From the Colorado Springs Independent (Pam Zubeck):
Although City Council could have changed watering restrictions to three days from two, members played it safe earlier this week and kept the rules at two days for now. However, Councilors did make a concession to residents who are complaining about dying lawns by increasing to 2,500 cubic feet the amount people can use without moving into the next, higher-priced stage of rates. The previous limit had been 2,000 cubic feet. In addition, the drought surcharge was cut from twice the rate to 1.25 times the rate of the next block of charges. All of this becomes effective Aug. 1, so July billings will reflect the previous drought restrictions.
Meanwhile the City of Sante Fe, et. al, are hoping to implement a conservation plan for Colorado River Basin water they have rights to. Here’s a report from Staci Matlock writing for the Sante Fe New Mexican:
“Water demand exceeds the supply,” Santa Fe Mayor David Coss said Thursday as he announced the city’s intention to join with other municipalities in seeking specific actions to help the Colorado River. The San Juan-Chama Project, which delivers water from a Colorado River tributary to the Rio Grande, provides almost half the drinking water for Santa Fe residents through the Buckman Direct Diversion project. As water flows in the San Juan and Rio Grande shrink, there’s the potential for Santa Fe to lose the river as a source of water. The city water system has municipal reservoirs and wells supplying water as well, but those resources also will be affected by an ongoing drought.
All told, an estimated 1 million New Mexicans and 100,000 acres of farmland depend on water from the Colorado River or one of its tributaries that flow through the state. Recreation on the river and its tributaries contributes an estimated $1.7 billion to the state’s economy…
Coss and other city officials think Santa Fe is well situated to be a model for other towns. Currently, Santa Fe residents and businesses use 105 gallons per capita a day, less than several years ago.
Harold Trujillo, a farmer in Mora and vice president of the New Mexico Acequia Association, said the group is trying to help agriculture producers and acequia members find new ways to conserve water. He said the state also needs to come up with a better funding mechanism for regular maintenance, repairs and upgrades of water infrastructure.
From The Watch:
It’s been one of those unpredictable Rocky Mountain spring/summers. One of the worst droughts in memory for most of May, June and July, and then monsoon downpours that flood both sections of the San Miguel Canyon – the Placerville to Norwood stretch first, and then a couple days later the Placerville to Deep Creek segment. The area around Newmire (Vanadium) was hit particularly hard. All the culverts got totally clogged, and water was running across the highway in one spot just upstream from the Silver Pick Road, even after most of the mud had been scraped off the highway … Road crews did a great job – both our local CDOT workers and our shorthanded but ever capable County Road and Bridge Department. Sheriff Bill Masters even did a handheld video drive-through that he posted online – better than any newscast … But, truth to tell, the unexpected is one of the things I love about the San Juans. It’s difficult terrain. Subject to rockfall, mudslide, avalanche, highway wildlife and wild storms. Not for the faint of heart … To live in the mountains, through all the various seasons – snow, mud, heat and rain – takes a special kind of person. Someone able to risk dangers and survive adversity. Soft city people need not apply. And yet even urban refugees can learn to adjust, if they’re willing. And motivated. And if they have the help of their neighbors, because that’s the secret of living in the rural West. It takes a rugged individual to cope with calamities, but it takes a community to support an individual’s grit.

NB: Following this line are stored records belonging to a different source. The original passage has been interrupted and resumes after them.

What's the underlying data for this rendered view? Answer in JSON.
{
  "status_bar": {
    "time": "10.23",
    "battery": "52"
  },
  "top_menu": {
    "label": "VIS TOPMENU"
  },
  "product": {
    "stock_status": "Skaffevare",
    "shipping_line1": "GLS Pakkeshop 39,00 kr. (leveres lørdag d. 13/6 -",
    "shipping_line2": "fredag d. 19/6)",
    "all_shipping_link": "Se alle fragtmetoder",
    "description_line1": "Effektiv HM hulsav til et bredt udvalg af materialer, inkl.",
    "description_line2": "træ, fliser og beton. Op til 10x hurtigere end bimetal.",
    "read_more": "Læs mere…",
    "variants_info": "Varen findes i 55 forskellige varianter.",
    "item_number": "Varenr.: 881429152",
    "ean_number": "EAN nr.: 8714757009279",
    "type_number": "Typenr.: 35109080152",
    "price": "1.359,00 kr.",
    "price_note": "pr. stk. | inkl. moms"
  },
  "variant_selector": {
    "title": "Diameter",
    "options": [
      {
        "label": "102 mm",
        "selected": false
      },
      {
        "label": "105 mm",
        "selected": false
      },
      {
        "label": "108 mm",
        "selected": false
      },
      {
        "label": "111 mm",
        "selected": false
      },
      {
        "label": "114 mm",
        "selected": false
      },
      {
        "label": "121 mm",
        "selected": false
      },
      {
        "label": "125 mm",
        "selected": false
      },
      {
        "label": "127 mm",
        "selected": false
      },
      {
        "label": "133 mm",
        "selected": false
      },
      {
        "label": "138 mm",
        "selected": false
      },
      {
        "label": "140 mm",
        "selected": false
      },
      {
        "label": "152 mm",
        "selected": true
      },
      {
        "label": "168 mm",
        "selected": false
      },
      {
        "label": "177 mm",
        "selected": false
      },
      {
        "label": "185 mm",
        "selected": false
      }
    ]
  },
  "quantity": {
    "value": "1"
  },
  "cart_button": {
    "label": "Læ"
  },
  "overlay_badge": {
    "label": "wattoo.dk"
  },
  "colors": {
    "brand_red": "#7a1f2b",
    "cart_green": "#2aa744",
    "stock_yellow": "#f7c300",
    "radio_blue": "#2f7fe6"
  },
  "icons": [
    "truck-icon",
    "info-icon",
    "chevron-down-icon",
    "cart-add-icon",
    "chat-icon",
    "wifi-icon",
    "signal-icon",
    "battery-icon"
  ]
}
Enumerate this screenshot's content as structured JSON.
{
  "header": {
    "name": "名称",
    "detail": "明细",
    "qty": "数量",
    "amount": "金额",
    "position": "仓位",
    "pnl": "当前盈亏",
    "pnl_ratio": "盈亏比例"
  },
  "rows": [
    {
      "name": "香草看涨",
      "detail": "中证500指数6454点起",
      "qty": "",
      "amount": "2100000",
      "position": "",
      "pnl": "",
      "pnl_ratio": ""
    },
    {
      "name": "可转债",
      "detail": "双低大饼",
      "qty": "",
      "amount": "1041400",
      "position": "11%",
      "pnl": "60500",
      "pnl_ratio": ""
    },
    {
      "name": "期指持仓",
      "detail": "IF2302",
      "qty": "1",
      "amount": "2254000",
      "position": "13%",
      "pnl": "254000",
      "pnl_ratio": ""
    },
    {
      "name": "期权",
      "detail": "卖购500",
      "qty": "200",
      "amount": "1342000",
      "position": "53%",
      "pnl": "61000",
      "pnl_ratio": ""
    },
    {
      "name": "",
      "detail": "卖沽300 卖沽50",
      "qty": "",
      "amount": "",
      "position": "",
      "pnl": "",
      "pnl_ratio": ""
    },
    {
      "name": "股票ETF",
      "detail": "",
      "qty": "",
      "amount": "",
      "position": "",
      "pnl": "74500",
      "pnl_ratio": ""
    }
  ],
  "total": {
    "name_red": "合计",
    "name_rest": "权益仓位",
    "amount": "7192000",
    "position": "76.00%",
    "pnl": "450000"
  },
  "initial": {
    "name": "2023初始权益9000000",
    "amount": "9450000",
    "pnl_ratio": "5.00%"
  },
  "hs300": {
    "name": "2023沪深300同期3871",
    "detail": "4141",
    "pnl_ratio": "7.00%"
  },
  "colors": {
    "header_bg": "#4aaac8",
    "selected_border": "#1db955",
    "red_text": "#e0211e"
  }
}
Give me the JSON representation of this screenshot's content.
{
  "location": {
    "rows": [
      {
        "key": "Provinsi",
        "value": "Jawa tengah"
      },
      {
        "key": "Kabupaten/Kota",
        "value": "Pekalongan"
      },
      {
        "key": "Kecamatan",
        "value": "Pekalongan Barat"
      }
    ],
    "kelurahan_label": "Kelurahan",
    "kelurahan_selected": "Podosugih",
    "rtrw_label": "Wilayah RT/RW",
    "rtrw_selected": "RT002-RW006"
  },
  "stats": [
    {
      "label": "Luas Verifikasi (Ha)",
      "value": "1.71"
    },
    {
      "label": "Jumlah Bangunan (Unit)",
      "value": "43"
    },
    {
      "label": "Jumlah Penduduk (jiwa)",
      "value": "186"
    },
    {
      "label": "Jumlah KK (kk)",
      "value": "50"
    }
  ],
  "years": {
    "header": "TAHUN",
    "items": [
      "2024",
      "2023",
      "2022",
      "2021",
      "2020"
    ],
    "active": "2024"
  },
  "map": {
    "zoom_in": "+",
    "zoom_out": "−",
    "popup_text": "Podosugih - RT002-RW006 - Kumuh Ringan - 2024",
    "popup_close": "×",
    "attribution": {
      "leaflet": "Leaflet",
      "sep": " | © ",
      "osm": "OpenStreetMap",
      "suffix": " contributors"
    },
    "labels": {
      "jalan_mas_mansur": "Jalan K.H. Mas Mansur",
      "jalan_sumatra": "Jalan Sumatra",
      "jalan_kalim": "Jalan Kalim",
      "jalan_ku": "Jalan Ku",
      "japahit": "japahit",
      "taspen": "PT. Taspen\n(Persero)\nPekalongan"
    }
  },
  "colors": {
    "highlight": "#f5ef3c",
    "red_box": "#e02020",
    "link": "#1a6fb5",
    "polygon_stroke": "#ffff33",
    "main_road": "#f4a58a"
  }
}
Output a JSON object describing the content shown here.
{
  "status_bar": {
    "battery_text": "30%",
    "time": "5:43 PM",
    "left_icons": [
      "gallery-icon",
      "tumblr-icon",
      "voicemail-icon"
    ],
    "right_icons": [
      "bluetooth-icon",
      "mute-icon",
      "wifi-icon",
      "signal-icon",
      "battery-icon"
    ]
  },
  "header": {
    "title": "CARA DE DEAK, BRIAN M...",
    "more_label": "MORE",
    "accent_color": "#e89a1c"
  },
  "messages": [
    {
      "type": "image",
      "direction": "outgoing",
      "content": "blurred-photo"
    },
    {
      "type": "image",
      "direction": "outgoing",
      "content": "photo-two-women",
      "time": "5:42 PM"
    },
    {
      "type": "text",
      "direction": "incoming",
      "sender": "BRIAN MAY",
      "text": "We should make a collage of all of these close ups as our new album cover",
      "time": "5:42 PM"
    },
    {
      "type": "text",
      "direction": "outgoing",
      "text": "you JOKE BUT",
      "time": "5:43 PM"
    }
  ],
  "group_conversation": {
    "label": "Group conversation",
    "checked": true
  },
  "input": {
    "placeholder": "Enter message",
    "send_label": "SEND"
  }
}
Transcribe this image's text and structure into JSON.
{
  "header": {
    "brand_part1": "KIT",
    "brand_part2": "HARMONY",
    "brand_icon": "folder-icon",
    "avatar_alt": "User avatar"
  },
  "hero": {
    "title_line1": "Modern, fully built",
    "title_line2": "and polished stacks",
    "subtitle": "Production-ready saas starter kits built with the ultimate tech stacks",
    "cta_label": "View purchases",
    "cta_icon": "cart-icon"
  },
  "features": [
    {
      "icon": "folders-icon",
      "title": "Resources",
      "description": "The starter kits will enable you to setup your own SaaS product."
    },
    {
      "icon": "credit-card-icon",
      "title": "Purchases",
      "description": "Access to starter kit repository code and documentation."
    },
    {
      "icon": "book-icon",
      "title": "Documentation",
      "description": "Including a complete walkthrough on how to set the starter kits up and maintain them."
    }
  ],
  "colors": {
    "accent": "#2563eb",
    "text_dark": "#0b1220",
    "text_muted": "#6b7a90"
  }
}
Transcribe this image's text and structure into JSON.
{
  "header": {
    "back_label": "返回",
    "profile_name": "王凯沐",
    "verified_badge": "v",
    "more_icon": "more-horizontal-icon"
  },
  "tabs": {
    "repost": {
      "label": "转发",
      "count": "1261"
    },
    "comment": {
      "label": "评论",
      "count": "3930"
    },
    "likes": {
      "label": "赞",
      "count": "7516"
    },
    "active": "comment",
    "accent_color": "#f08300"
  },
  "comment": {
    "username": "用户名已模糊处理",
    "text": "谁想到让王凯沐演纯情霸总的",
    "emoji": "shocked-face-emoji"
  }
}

from The Pueblo Chieftain (Matt Hildner):
The shallow aquifer that waters crops across much of the San Luis Valley continues to shrink to historically low volumes, officials with the Rio Grande Water Conservation District said Tuesday. The unconfined aquifer is down 1.3 million acre-feet from when the district began measuring it in the north-central valley in 1976 and had almost no recovery from last year, leaving many farmers with less irrigation water. “Certainly what we’re hearing is the production on the wells is getting less and less,” Steve Vandiver, the district’s general manager, said. Division Engineer Craig Cotton did not have exact figures on the number of permit applications to redrill wells received by his office.
But that number has grown as last year’s drought extended into this year. “It’s more than we had last year and the last several years,” he said.
Normally, the aquifer recharges in spring and early summer when farmers irrigate with surface water from the Rio Grande. But low flows on the Rio Grande for the last two years have limited the recharge.
A groundwater subdistrict that assesses fees on farmers for their pumping is in its second year of operation. And while its primary objective is to mitigate the impacts of pumping on surface water users, it also has the goal of raising the aquifer to at least 900,000 acres from today’s level over the next two decades.
District Engineer Allen Davey said computer modeling that would help subdistricts to form in other parts of the valley is almost complete. That state-run model would determine the amount of water that would be needed to replace depletions from pumping, but Davey said ground and surface water users still have to discuss where they might find the replacement water. “It’s quite a task to get our arms around those issues,” he said.